Cette analyse ne représente que la première étape d'une longue chaîne de travail. Un travail constitué de patience et de passion : Jeannette Brin est restauratrice d'œuvres d'art en Haute-Vienne. Depuis une quinzaine d'années, elle remet en état des peintures et en assure la conservation. Diplômée d'une école parisienne, cette Allemande d'origine répond aux demandes de particuliers, antiquaires et collectivités territoriales. Aujourd'hui, sa réputation dépasse largement les frontières de Nouvelle-Aquitaine.
Son atelier situé à Bosmie-l'Aiguille ressemble à une réserve de musée. Des dizaines de toiles s'accumulent. Ici, un portrait en provenance d'Australie. Là, un tableau de Juliette tombant dans les bras de Roméo. Un peu plus loin, un paysage immense, plus grand que Jeannette, attend que celle-ci lui offre une seconde jeunesse.

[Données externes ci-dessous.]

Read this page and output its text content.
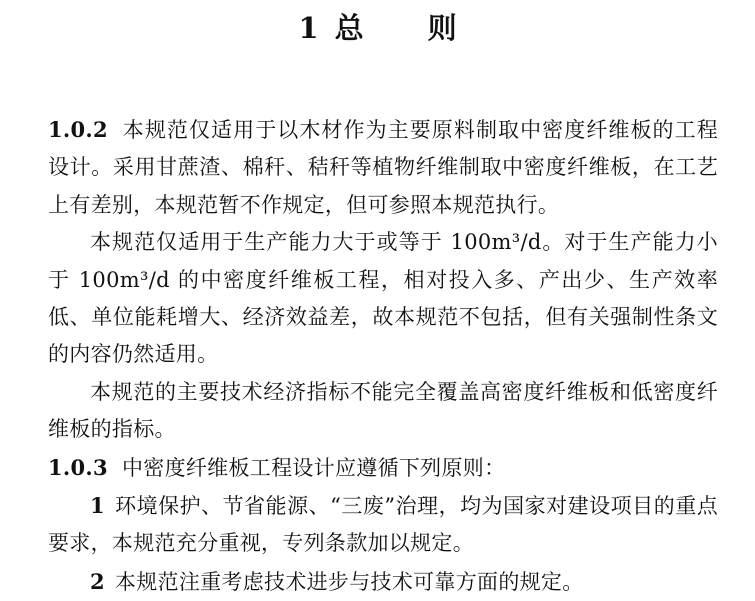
1 总 则

1.0.2 本规范仅适用于以木材作为主要原料制取中密度纤维板的工程设计。采用甘蔗渣、棉秆、秸秆等植物纤维制取中密度纤维板，在工艺上有差别，本规范暂不作规定，但可参照本规范执行。

本规范仅适用于生产能力大于或等于 100m³/d。对于生产能力小于 100m³/d 的中密度纤维板工程，相对投入多、产出少、生产效率低、单位能耗增大、经济效益差，故本规范不包括，但有关强制性条文的内容仍然适用。

本规范的主要技术经济指标不能完全覆盖高密度纤维板和低密度纤维板的指标。

1.0.3 中密度纤维板工程设计应遵循下列原则：

1 环境保护、节省能源、“三废”治理，均为国家对建设项目的重点要求，本规范充分重视，专列条款加以规定。

2 本规范注重考虑技术进步与技术可靠方面的规定。
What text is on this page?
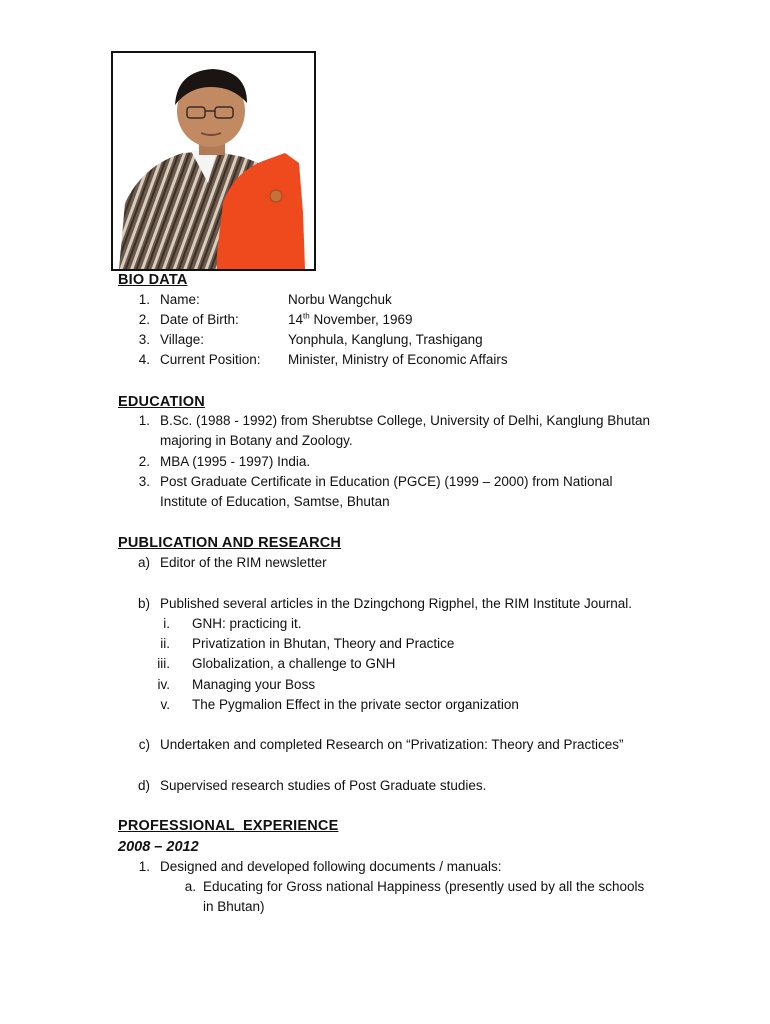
BIO DATA
1. Name:	Norbu Wangchuk
2. Date of Birth:	14th November, 1969
3. Village:	Yonphula, Kanglung, Trashigang
4. Current Position: Minister, Ministry of Economic Affairs
EDUCATION
1. B.Sc. (1988 - 1992) from Sherubtse College, University of Delhi, Kanglung Bhutan
majoring in Botany and Zoology.
2. MBA (1995 - 1997) India.
3. Post Graduate Certificate in Education (PGCE) (1999 – 2000) from National
Institute of Education, Samtse, Bhutan
PUBLICATION AND RESEARCH
a) Editor of the RIM newsletter
b) Published several articles in the Dzingchong Rigphel, the RIM Institute Journal.
i. GNH: practicing it.
ii. Privatization in Bhutan, Theory and Practice
iii. Globalization, a challenge to GNH
iv. Managing your Boss
v. The Pygmalion Effect in the private sector organization
c) Undertaken and completed Research on “Privatization: Theory and Practices”
d) Supervised research studies of Post Graduate studies.
PROFESSIONAL  EXPERIENCE
2008 – 2012
1. Designed and developed following documents / manuals:
a. Educating for Gross national Happiness (presently used by all the schools
in Bhutan)
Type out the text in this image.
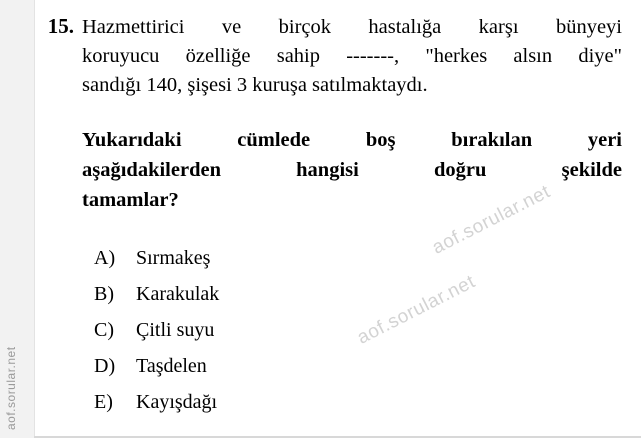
aof.sorular.net
15. Hazmettirici ve birçok hastalığa karşı bünyeyi
koruyucu özelliğe sahip -------, "herkes alsın diye"
sandığı 140, şişesi 3 kuruşa satılmaktaydı.
Yukarıdaki cümlede boş bırakılan yeri
aşağıdakilerden hangisi doğru şekilde
tamamlar?
A)	Sırmakeş
B)	Karakulak
C)	Çitli suyu
D)	Taşdelen
E)	Kayışdağı
aof.sorular.net
aof.sorular.net
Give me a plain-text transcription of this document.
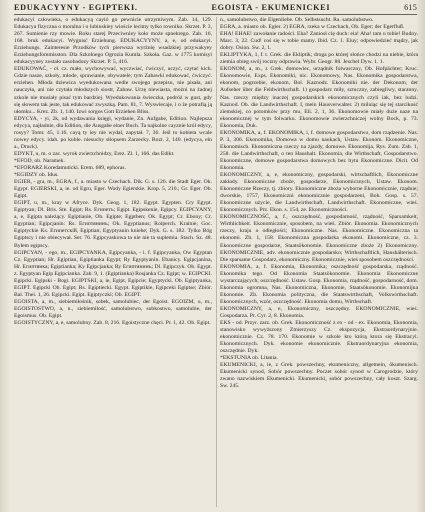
EDUKACYYNY - EGIPTEKI.	EGOISTA - EKUMENICKEI	615

edukacyi człowieka, o edukacyą cayió go pewnicie utrzymiwym. Zab. 14, 129. Edukacya fizyczna o moralna i o lubinskiey wioście lecimy tylko rowniko. Skrzet. P. 3, 267. Sumienie rzy mowie. Roku starej Przeciwniey koło może spnekrego. Zab. 16, 168. bruk edukacyi. Wygnisć Erziehung. EDUKACYYNY, a, e, od edukacyi. Erziehungs. Zainteresie Przodków tych pierwsza wyrżnię wsadzkiej przywakyey Erziehungsfommisston. Dla Szkolnego Ogrozia Kumla. Szkoła. Gaz. w 1775 komisyi edukacyyney zostało zasobadozy Skrzet. P. 5, 416.

EDUKOWAĆ, - cł. cz. mało, wychowywać, wyczwiać, ćwiczyć, uczyć, czytać kich. Gdzie nasze, szkoły, młode, sprawianie, obywatele; tym Zabawki edukować, ćwiczyć. erziehen. Młoda dziewica wyedukowana wedle swojego przepisu, nie pisała, ani nauczyła, ani nie czytała młodszych siostr, Zabaw. Urzę niewiasta, możni na żadnej szkole nie musiały pisać tym bardziej. Wyedukowania świeczka, podróż w gust, gdy się słowem tak jeste, tak edukować zwyszką. Pam. 81, 7. Wyswiecaje, i o że potrafią ją ułomku... Krez. Zb. 1, 140. Izwi sorgos Gott Erziehen Bliss.

EDYCYA, - yi, 2k, od wydawania księgi, wydanie, Zn. Aufgabe, Edition. Najlepsza edycya, najładnie, dła Edition, die Ausgabe einer Buch. Ta najkolne cayznie król edycy, rosyy? Tomr. 45, 1.16. cayą ty iey nie wydal, zapytał. 7, 36. Jeśl to kobieta wcale nowey edycy. idah. po kuble. niesuchy słiopsem Zarzecky. Rozt. 2, 140. (edycya, ein a., Druck).

EDYKT, u, m. o zac. wyrok zwierzchnidzy, Erez. Zl. 1, 166. das Edikt.

*EFOD, ob. Naramek.

*EFORARZ Koredamuticki. Erem. 689, ephoras.

*EGIDZY ob. Idus.

EGIER, - gra, m., EGRA, f., a. miasto w Czechach. Dik. G. s. 126. die Stadt Eger. Ok. Egypt. EGIERSKI, a, ie. od Egru, Eger. Wody Egierskie. Krop. 5, 210.; Gr. Eger. Ob. Egipt.

EGIPT, u, m., kray w Afryce. Dyk. Geog. 1, 182. Egypt. Egypten. Cry Egypt. Egiptyan; Dl. Bris. Ste. Egipt; Rs. Египетъ; Egipt. Egipskenie, Egipcy. EGIPCYANY, a, e, Egipta należący. Egiptianie, Ob. Egipte; Egpthen; Ok. Egypt; Cr. Ebony; Cr. Egyptian; Egipcjanin: Rs. Египтянинъ; Ok. Egyptianus; Roiperch. Krainie; Goc. Egiptyckie Ks. Египетскій, Egiptian; Egyptyanin kniehe; Dyk. G. s. 182. Tylko Bóg Egiptscy i nie obiecywał. Ser. 76. Egipcyaskowa ta nie nie ta suplemia. Stach. Sz. 48. Byłem egipscy.

EGIPCYAN, - ego, m., EGIPCYANKA, Egipcyanka, - i. f. Egipcyanka, Ow Egyptan Cz. Egyptian; Hr. Egiptian, Egiptianka Egypt; Ry Egyptyanin. Ebanicy. Egipcjanina, Hr. Египтянка; Egiptianka; Ky Egipcjanka; Ry Египтянинъ; Dl. Egipczyk. Ob. Egypt. z. Egyptyan Egip Egipcianka. Zab. 9, 1. (Egiptianka) Rosjanka Cz. Egipt; w. EGIPCKI. Egipcki. Egipski - Bogi. EGIPTSKI, a, ie, Egipt, Egipcie; Egyptycki. Ob. Egiptyanka, EGIPT. Egipcki Ob. Egipt; Rs. Egiptiecki. Egypt. Egiptikie, Egipceki Egiptse; Zbiór. Bal. Thei. 1, 26. Egipcki. Egipt. Egiptyczki; Ob. EGIPT.

EGOISTA, a, m., siebiemiłośnik, sobek, samolubiec, der Egoist. EGOIZM, u, m., EGOISTOSTWO, a, n., siebiemiłość, samolubstwo, sobkostwo, samolubie, der Egoismus. Ob. Egipt.

EGOISTYCZNY, a, e, samolubny. Zab. 8, 216. Egoistyczne chęci. Pr. 1, 42. Ob. Egipt.

n., samolubstwo, die Eigenliebe. Ob. Selbstsucht. Ra. samolubstwo.

EGRA, a. miasto ob. Egier. 2) EGRA, rzeka w Czechach, Ob. Eger; der Egerfluß.

EHA! EHAE! zawołanie radości. Eha? Zaniosł cię duch: eia! Aha! tam u tobie! Budny. Marc. 3, 22. Cud! coś się w tobie mamy. Ibid. Cz. 1. Eiuy; odpowiedzieć mądry, jak dobry. Osion. Sw. 2, 1.

EKLIPTYKA, 1, f. t. Grek. die Ekliptik; droga po której słońce chodzi na niebie, która ziemia obieg swój roczny odprawia. Wybr. Geogr. 88. Jeschel Dyw. 1. 1.

EKONOM, a, m., z Grek. domowiec, urządnik folwarczny, Ob. Hofpächter; Kruc. Ekonomowie, Exps. Ekonomiki, nic. Ekonomowy, Nas. Ekonomika gospodarstwa, ekonom, pogrzebie, ekonom, Bol. Kaznodz. Ekonomiki nie. der Dekonom, der Aufseher über die Feldwirthschaft. 1) gospodarz miły, sztuczny, zabiegliwy, staranny. Nas. rzeczy między inaczej gospodarskich ekonomicznych czyli iak, bez ludzi. Kaznod. Ob. die Landwirthschaft. I, mein Hausverwalter. 2) miluiąc się tej starcikość ziemskiej, co potomków przy mu, Eli. 2, 1, 36. Ekonomowie miały duże naze na ekonomicznej w tym folwarku. Ekonomowie zwierzchniczej wolny Bock, p. 73. Ekonomia, Duk.

EKONOMIKA, a, f. EKONOMIKA, i, f. domowe gospodarstwo, dom rządzenie. Nas. P. 3, 306. Ekonomika, Domowa w domu naukach, Ustaw. Ekonom. Ekonomiczne, Ekonomisch. Ekonomiczna rzeczy na zjazdy, domowe. Ekonomija, Rys. Zum. Zab. 1, 258. die Landwirthschaft, o ten Haushalt. Ekonomia, die Wirthschaft, Gospodarstwo. Ekonomiczne, domowe gospodarstwa domowych bez bytu Ekonomiczne. Dicit. Od Ekonomia.

EKONOMICZNY, a, e, ekonomiczny, gospodarski, wirtschaftlich, Ekonomiczne zakłady. Ekonomiczne zboże, gospodarze, Ekonomicznych, Ustaw. Ekonom. Ekonomiczne Rzeczy, tj. zbiory. Ekonomiczne zboża wyborne Ekonomicznie, rządnie; dworskie, 1757, Ekonomiczni ekonomicznie gospodarzeni, Boh. Gosp. s. 57. Ekonomiczne użycie, die Landwirthschaft, Landwirthschaft. Ekonomiczne, wieś. Ekonomicznych. Prz. Ekon. s. 154, ze. Ekonomiczności.

EKONOMICZNOŚĆ, a, f., oszczędność, gospodarność, rządność, Sparsamkeit, Wirthlichkeit. Ekonomicznie, sposobem, na wieś. Zbiór. Ekonomia. Ekonomicznych rzeczy, kraju o odległości; Ekonomiczne. Nas. Ekonomiczne. Ekonomiczna ta ekonomi. Zb. 1, 158. Ekonomiczna gospodarka ekonomi. Ekonomiczne, cz. 3. Ekonomiczne gospodarze, Staatsökonomie. Ekonomiczne zboże 2) Ekonomiczny. EKONOMICZNIE, adv. ekonomicznie gospodarsko; Wirthschaftlich, Haushälterisch. Die sparsame Gospodarz, ekonomiczny. Ekonomicznie, wieś sposobem oszczędności.

EKONOMIA, a, f. Ekonomia, Ekonomika; oszczędność gospodarska, rządność. Ekonomika tego. Od Ekonomia Staatsökonomie. Ekonomia Ekonomiczne wystarczających; oszczędność. Ustaw. Gosp. Ekonomia, rządność, gospodarność, dom. Ekonomia ogromna, Nas. Ekonomiczna, Ekonomie, Staatsökonomie. Ekonomijna Ekonomie. Zb. Ekonomia polityczna, die Staatswirthschaft, Volkswirthschaft. Ekonomicznych, wzór, oszczędność. Ekonomia domu, Wirthschaft.

EKONOMICZNY, a, e, Ekonomiczny, oszczędny. EKONOMICZNIE, wieś. Gospodarza. Pr. Cyr. 2, 8. Ekonomia.

EKS - od. Przyr. zarz. ob. Grek. Ekonomiczność z ex - od - ex. Ekonomia, Ekonomia, stanowisko wywyższony Zmierzyszy Cz. ekspozycja, Ekstraordynaryjnie. ekonomicznie. Cz. 78. 170. Ekonomie w szkole kto którą ktora się Ekstracyi. Ekonomicznych. Dyk. ekonomie ekonomicznie. Ekstraordynaryjna ekonomia, oszczędnie. Dyk.

*EKSTUNIA ob. Litania.

EKUMENICKI, a, ie, z Grek. powszechny, ekumeniczny, allgemein, ökumenisch. Ekumenicki synod, Sobór powszechny. Poczet sobór synod w Carogrodzie, który zwano nazwiskiem Ekumenicki. Ekumenicki, sobór powszechny, cały koszt. Szarg. Sw. 245.
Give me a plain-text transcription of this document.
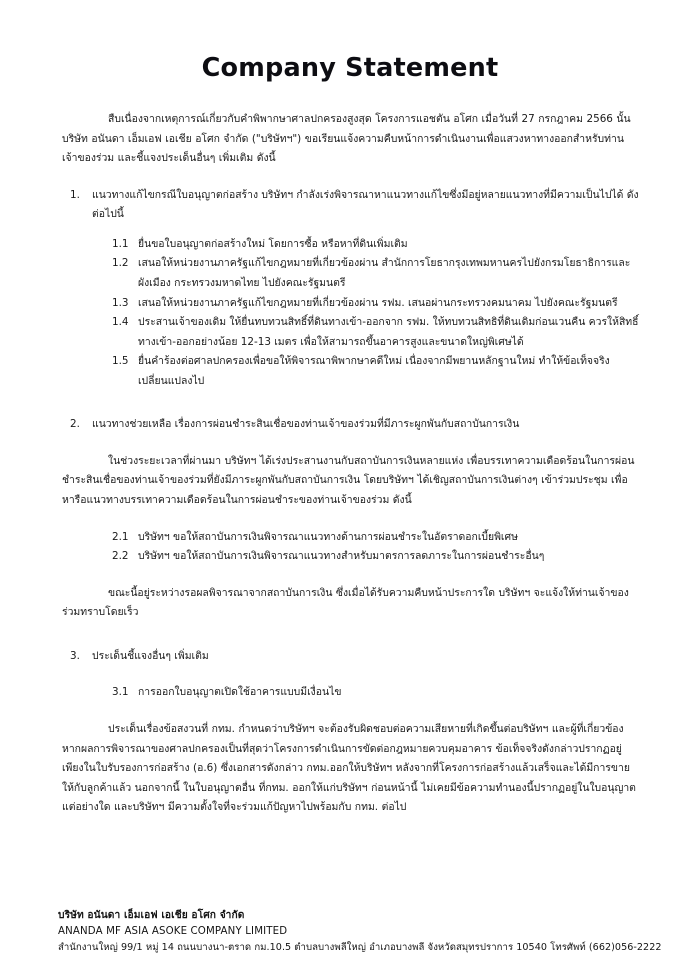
Company Statement

สืบเนื่องจากเหตุการณ์เกี่ยวกับคำพิพากษาศาลปกครองสูงสุด โครงการแอชตัน อโศก เมื่อวันที่ 27 กรกฎาคม 2566 นั้น บริษัท อนันดา เอ็มเอฟ เอเชีย อโศก จำกัด ("บริษัทฯ") ขอเรียนแจ้งความคืบหน้าการดำเนินงานเพื่อแสวงหาทางออกสำหรับท่านเจ้าของร่วม และชี้แจงประเด็นอื่นๆ เพิ่มเติม ดังนี้

1.	แนวทางแก้ไขกรณีใบอนุญาตก่อสร้าง บริษัทฯ กำลังเร่งพิจารณาหาแนวทางแก้ไขซึ่งมีอยู่หลายแนวทางที่มีความเป็นไปได้ ดังต่อไปนี้
1.1 ยื่นขอใบอนุญาตก่อสร้างใหม่ โดยการซื้อ หรือหาที่ดินเพิ่มเติม
1.2 เสนอให้หน่วยงานภาครัฐแก้ไขกฎหมายที่เกี่ยวข้องผ่าน สำนักการโยธากรุงเทพมหานครไปยังกรมโยธาธิการและผังเมือง กระทรวงมหาดไทย ไปยังคณะรัฐมนตรี
1.3 เสนอให้หน่วยงานภาครัฐแก้ไขกฎหมายที่เกี่ยวข้องผ่าน รฟม. เสนอผ่านกระทรวงคมนาคม ไปยังคณะรัฐมนตรี
1.4 ประสานเจ้าของเดิม ให้ยื่นทบทวนสิทธิ์ที่ดินทางเข้า-ออกจาก รฟม. ให้ทบทวนสิทธิที่ดินเดิมก่อนเวนคืน ควรให้สิทธิ์ทางเข้า-ออกอย่างน้อย 12-13 เมตร เพื่อให้สามารถขึ้นอาคารสูงและขนาดใหญ่พิเศษได้
1.5 ยื่นคำร้องต่อศาลปกครองเพื่อขอให้พิจารณาพิพากษาคดีใหม่ เนื่องจากมีพยานหลักฐานใหม่ ทำให้ข้อเท็จจริงเปลี่ยนแปลงไป
2.	แนวทางช่วยเหลือ เรื่องการผ่อนชำระสินเชื่อของท่านเจ้าของร่วมที่มีภาระผูกพันกับสถาบันการเงิน

ในช่วงระยะเวลาที่ผ่านมา บริษัทฯ ได้เร่งประสานงานกับสถาบันการเงินหลายแห่ง เพื่อบรรเทาความเดือดร้อนในการผ่อนชำระสินเชื่อของท่านเจ้าของร่วมที่ยังมีภาระผูกพันกับสถาบันการเงิน โดยบริษัทฯ ได้เชิญสถาบันการเงินต่างๆ เข้าร่วมประชุม เพื่อหารือแนวทางบรรเทาความเดือดร้อนในการผ่อนชำระของท่านเจ้าของร่วม ดังนี้

2.1 บริษัทฯ ขอให้สถาบันการเงินพิจารณาแนวทางด้านการผ่อนชำระในอัตราดอกเบี้ยพิเศษ
2.2 บริษัทฯ ขอให้สถาบันการเงินพิจารณาแนวทางสำหรับมาตรการลดภาระในการผ่อนชำระอื่นๆ

ขณะนี้อยู่ระหว่างรอผลพิจารณาจากสถาบันการเงิน ซึ่งเมื่อได้รับความคืบหน้าประการใด บริษัทฯ จะแจ้งให้ท่านเจ้าของร่วมทราบโดยเร็ว

3.	ประเด็นชี้แจงอื่นๆ เพิ่มเติม
3.1 การออกใบอนุญาตเปิดใช้อาคารแบบมีเงื่อนไข

ประเด็นเรื่องข้อสงวนที่ กทม. กำหนดว่าบริษัทฯ จะต้องรับผิดชอบต่อความเสียหายที่เกิดขึ้นต่อบริษัทฯ และผู้ที่เกี่ยวข้อง หากผลการพิจารณาของศาลปกครองเป็นที่สุดว่าโครงการดำเนินการขัดต่อกฎหมายควบคุมอาคาร ข้อเท็จจริงดังกล่าวปรากฏอยู่เพียงในใบรับรองการก่อสร้าง (อ.6) ซึ่งเอกสารดังกล่าว กทม.ออกให้บริษัทฯ หลังจากที่โครงการก่อสร้างแล้วเสร็จและได้มีการขายให้กับลูกค้าแล้ว นอกจากนี้ ในใบอนุญาตอื่น ที่กทม. ออกให้แก่บริษัทฯ ก่อนหน้านี้ ไม่เคยมีข้อความทำนองนี้ปรากฏอยู่ในใบอนุญาตแต่อย่างใด และบริษัทฯ มีความตั้งใจที่จะร่วมแก้ปัญหาไปพร้อมกับ กทม. ต่อไป

บริษัท อนันดา เอ็มเอฟ เอเชีย อโศก จำกัด
ANANDA MF ASIA ASOKE COMPANY LIMITED
สำนักงานใหญ่ 99/1 หมู่ 14 ถนนบางนา-ตราด กม.10.5 ตำบลบางพลีใหญ่ อำเภอบางพลี จังหวัดสมุทรปราการ 10540 โทรศัพท์ (662)056-2222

"Les fibres de jute sont extrêmement cassantes, se brisent toutes seules", commente la restauratrice. Pour illustrer son explication, elle tire doucement quelques fils drus qui jaillissent de la toile en épis. "Il va falloir que je les consolide, poursuit-elle. C'est un tableau qui est arrivé d'une collection privée du Limousin. Il a été fixé dans le mur. C'est une difficulté pour moi car le mur est resté collé sur le revers. Ses propriétaires en ont fait don à la ville de Saint-Junien."
Des icônes religieuses... aux scènes plus frivoles
Régénération de vernis, enlèvement de repeint par voie chimique ou mécanique, pose de protection, greffe de toiles pour renforcer des déchirures, traitements antibactériens, comblement des écaillages... Des dizaines de techniques doivent être maîtrisées pour convenir aux différents besoins des œuvres d'art et réparer les ravages du temps. Parfois, restaurer signifie également prendre le pinceau : cela demande d'appliquer une maigre sous-couche de peinture ou de réintégrer certaines couleurs manquantes.
Des icônes religieuses aux scènes orientalistes plus familiales, Jeannette Brin déambule à travers le temps, la matière et la palette chromatique. Si son savoir-faire consiste à ressusciter le passé, pour elle, il s'agit avant tout de penser à l'avenir : "Le but d'une restauration, c'est de sauvegarder une œuvre que quelqu'un d'autre a créée, pour qu'elle soit lisible dans le futur."